This is one of the best royalty-photographs book I've ever read. Everything about it is fantastic: the pictures themselves, the details, the writing.
Prince Michael of Greece, the author, is the son of Prince Christopher of Greece, whose father was Nicholas II's uncle King George I. Prince Christopher grew up visiting Russia with his Russian mother, Queen Olga, and knew the Tsar's family well. When Russia decided, not so long ago, to open their 'Romanov archives', Prince Michael, as one of the Tsar's last living relatives and an author, was invited to see the photograph albums of the Tsar's four daughters.
The pictures he found were published in this book with amazing detail and they are breathtaking. These are not official photographs, but the ones the girls took on vacations in the Crimea or during lessons. We get to see a whole different world of people who have been so misunderstood by History. We see the loving father in long walks with his girls, the little boy sitting next to his sick mother in bed, the four sisters who clearly loved each other so much. We see a family that, true, lived in their own little world, but were so happy in it. We see the haemophiliac Alexei as a normal boy, being buried in the sand at a beach by his father and sisters. And Olga reading, Tatiana posing looking impecably regal, Maria always smiling, Anastasia in many different practicaly jokes.
I can't praise this book enough, it gives a completely new outlook to the Romanov family, and I got teary-eyed looking at the pictures more than once.

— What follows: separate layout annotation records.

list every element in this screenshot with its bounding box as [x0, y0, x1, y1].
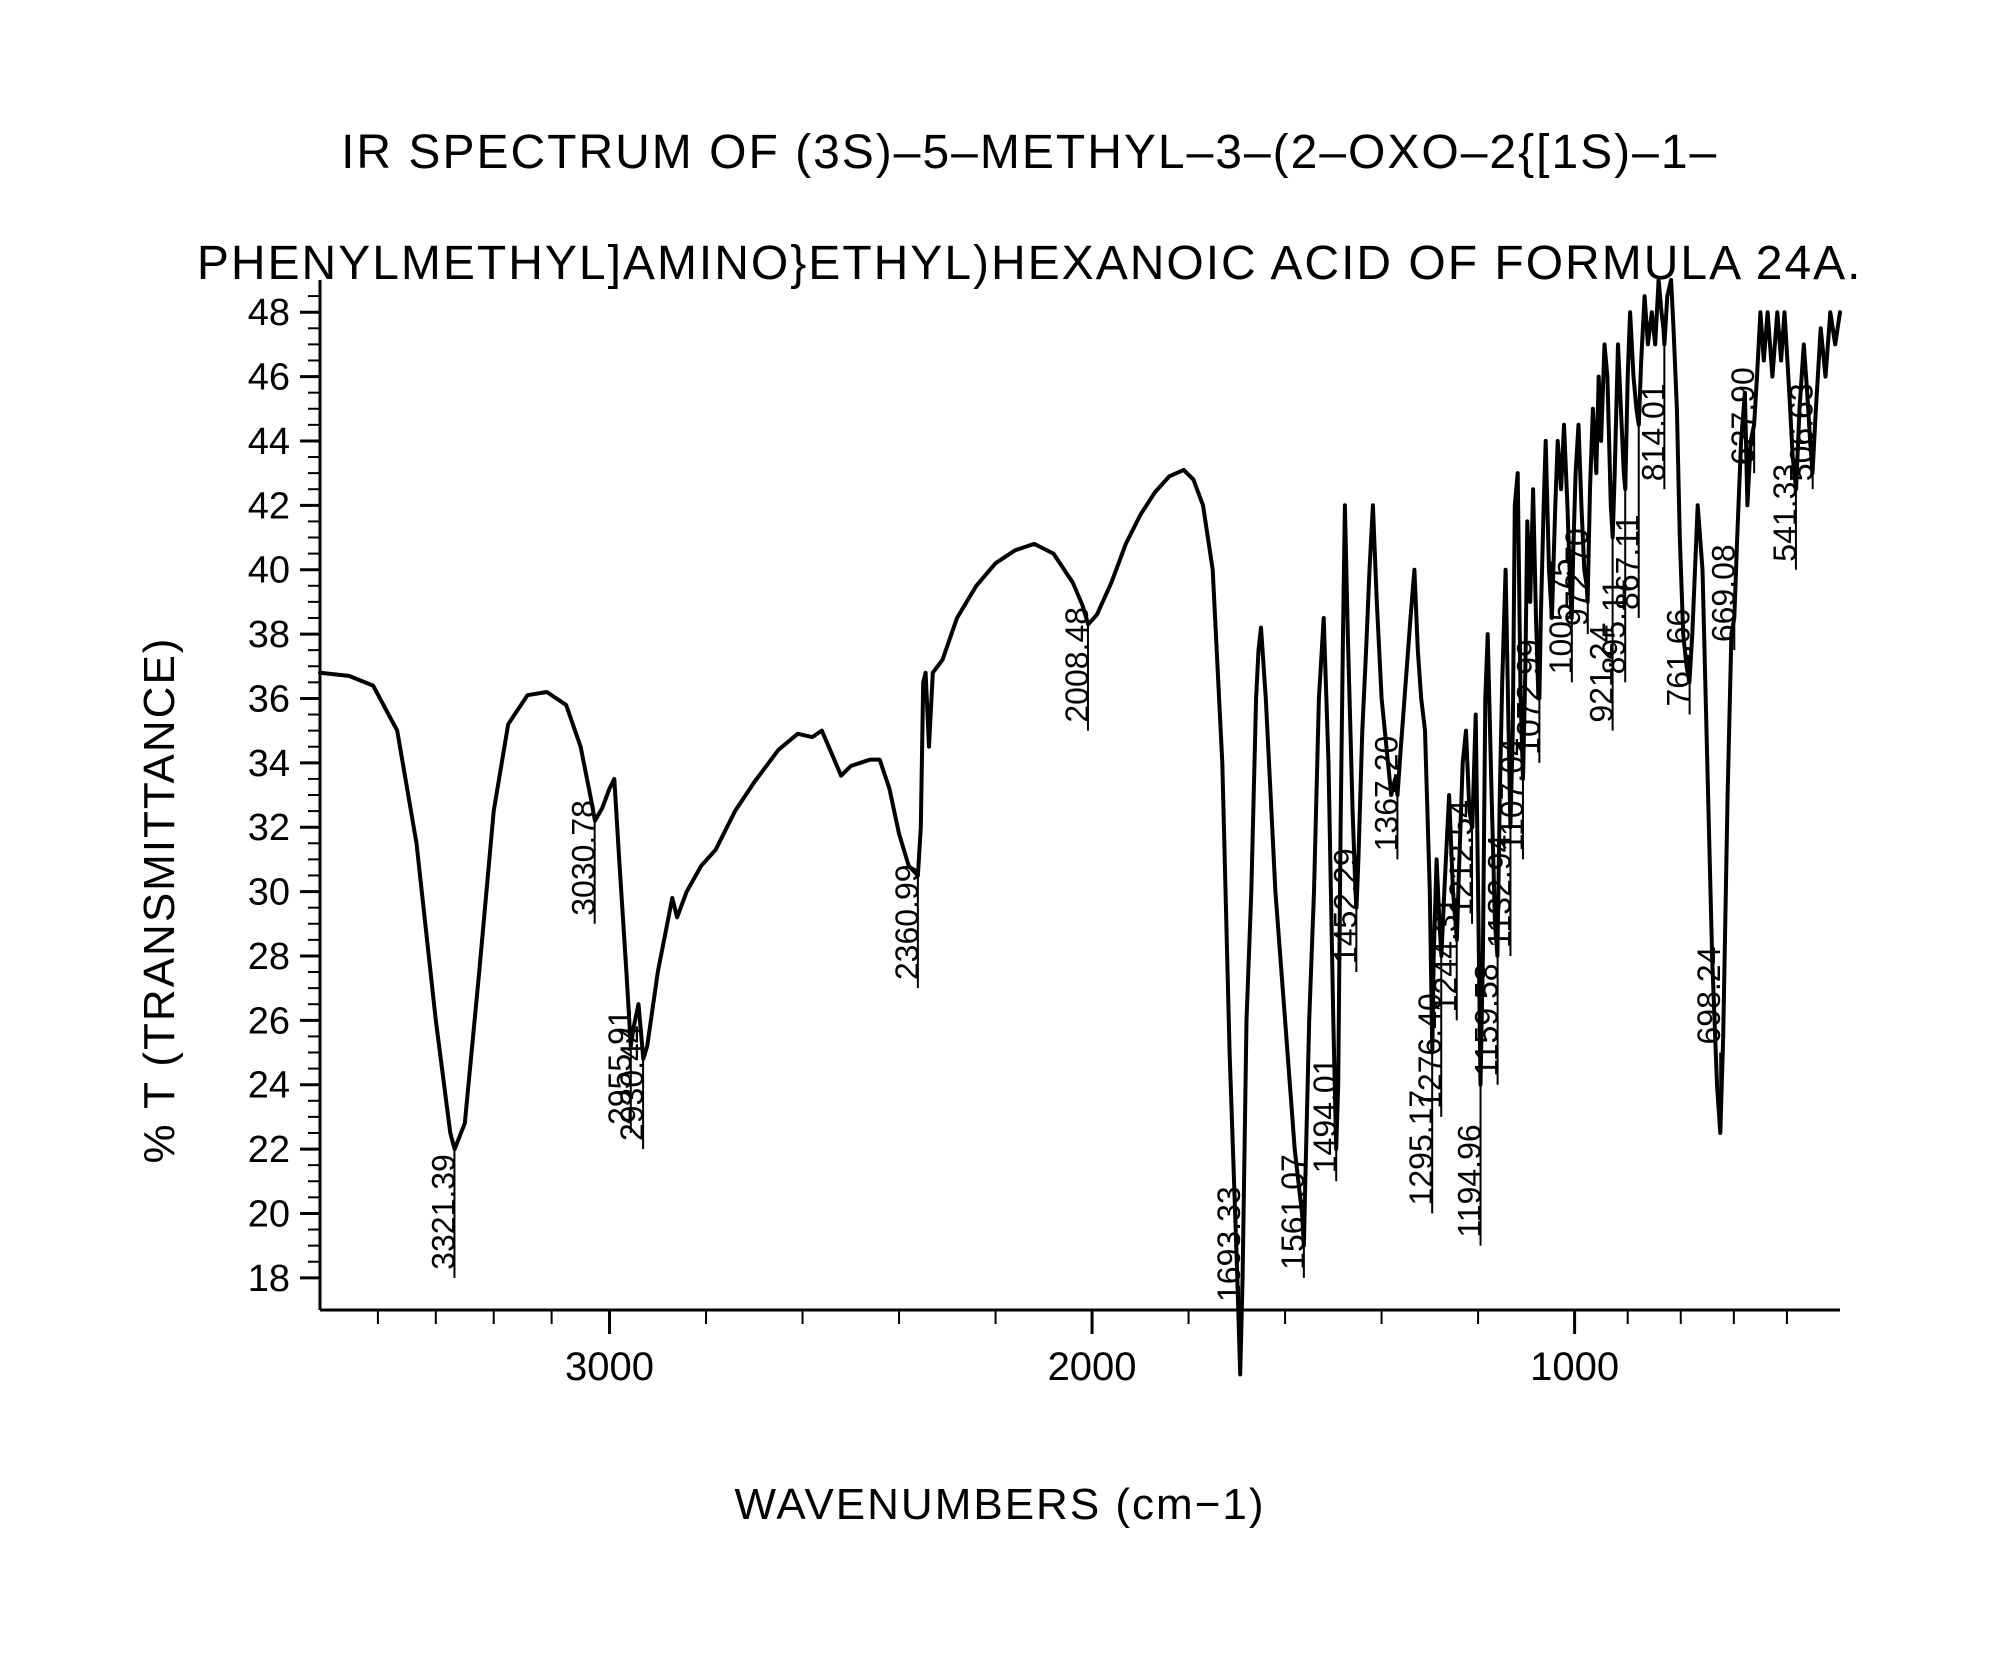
peak-label: 2008.48 [1059, 607, 1095, 723]
svg-text:40: 40 [248, 550, 290, 592]
chart-container: % T (TRANSMITTANCE) WAVENUMBERS (cm−1) 1… [120, 260, 1880, 1540]
svg-text:1000: 1000 [1530, 1345, 1619, 1389]
peak-label: 814.01 [1635, 383, 1671, 481]
peak-label: 698.24 [1691, 947, 1727, 1045]
peak-label: 3321.39 [425, 1154, 461, 1270]
svg-text:30: 30 [248, 872, 290, 914]
svg-text:32: 32 [248, 807, 290, 849]
peak-label: 627.90 [1725, 367, 1761, 465]
peak-label: 2930.44 [614, 1025, 650, 1141]
y-axis-label: % T (TRANSMITTANCE) [135, 637, 185, 1164]
peak-label: 1194.96 [1452, 1124, 1488, 1237]
svg-text:42: 42 [248, 485, 290, 527]
svg-text:3000: 3000 [565, 1345, 654, 1389]
svg-text:22: 22 [248, 1129, 290, 1171]
peak-label: 1494.01 [1307, 1058, 1343, 1174]
svg-text:46: 46 [248, 357, 290, 399]
x-axis-label: WAVENUMBERS (cm−1) [734, 1480, 1265, 1530]
peak-label: 1452.29 [1327, 848, 1363, 964]
peak-label: 761.66 [1661, 609, 1697, 707]
svg-text:26: 26 [248, 1000, 290, 1042]
svg-text:34: 34 [248, 743, 290, 785]
svg-text:18: 18 [248, 1258, 290, 1300]
svg-text:44: 44 [248, 421, 290, 463]
svg-text:38: 38 [248, 614, 290, 656]
svg-text:24: 24 [248, 1065, 290, 1107]
peak-label: 2360.99 [889, 864, 925, 980]
peak-label: 867.11 [1610, 514, 1646, 610]
peak-label: 972.70 [1559, 528, 1595, 626]
peak-label: 1212.54 [1443, 800, 1479, 916]
peak-label: 506.63 [1784, 383, 1820, 481]
peak-label: 1367.20 [1368, 736, 1404, 852]
peak-label: 1693.33 [1211, 1186, 1247, 1302]
chart-title-line1: IR SPECTRUM OF (3S)–5–METHYL–3–(2–OXO–2{… [341, 126, 1718, 179]
peak-label: 1561.07 [1275, 1154, 1311, 1270]
svg-text:36: 36 [248, 678, 290, 720]
svg-text:20: 20 [248, 1193, 290, 1235]
peak-label: 669.08 [1705, 544, 1741, 642]
svg-text:28: 28 [248, 936, 290, 978]
svg-text:2000: 2000 [1048, 1345, 1137, 1389]
peak-label: 3030.78 [566, 800, 602, 916]
peak-label: 1072.99 [1510, 639, 1546, 755]
peak-label: 1159.58 [1469, 963, 1505, 1076]
ir-spectrum-chart: 18 20 22 24 26 28 30 32 34 36 38 40 42 44 46 48 3000 2000… [120, 260, 1880, 1440]
page: IR SPECTRUM OF (3S)–5–METHYL–3–(2–OXO–2{… [0, 0, 1998, 1666]
svg-text:48: 48 [248, 292, 290, 334]
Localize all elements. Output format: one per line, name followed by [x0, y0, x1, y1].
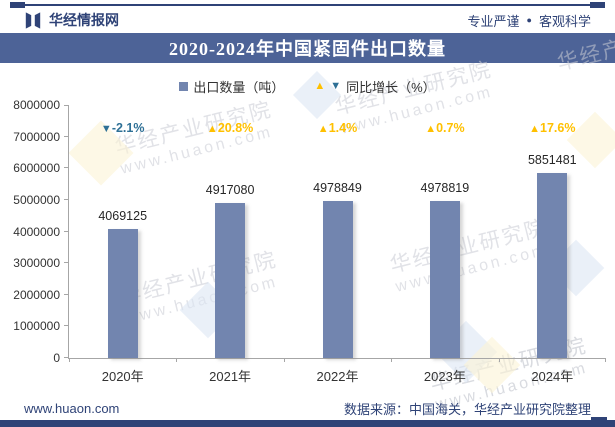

And I think there's something especially touching about reading about the Romanovs from the perspective of someone whose father knew them so well. I know I'll never look at pictures of Prince Christopher with his cousins again in the same way.
(In six years of looking for this book online - constantly - I only found it once under $100, which was when I bought it - and for $20. So I recommend to keep looking, it's really worth it.)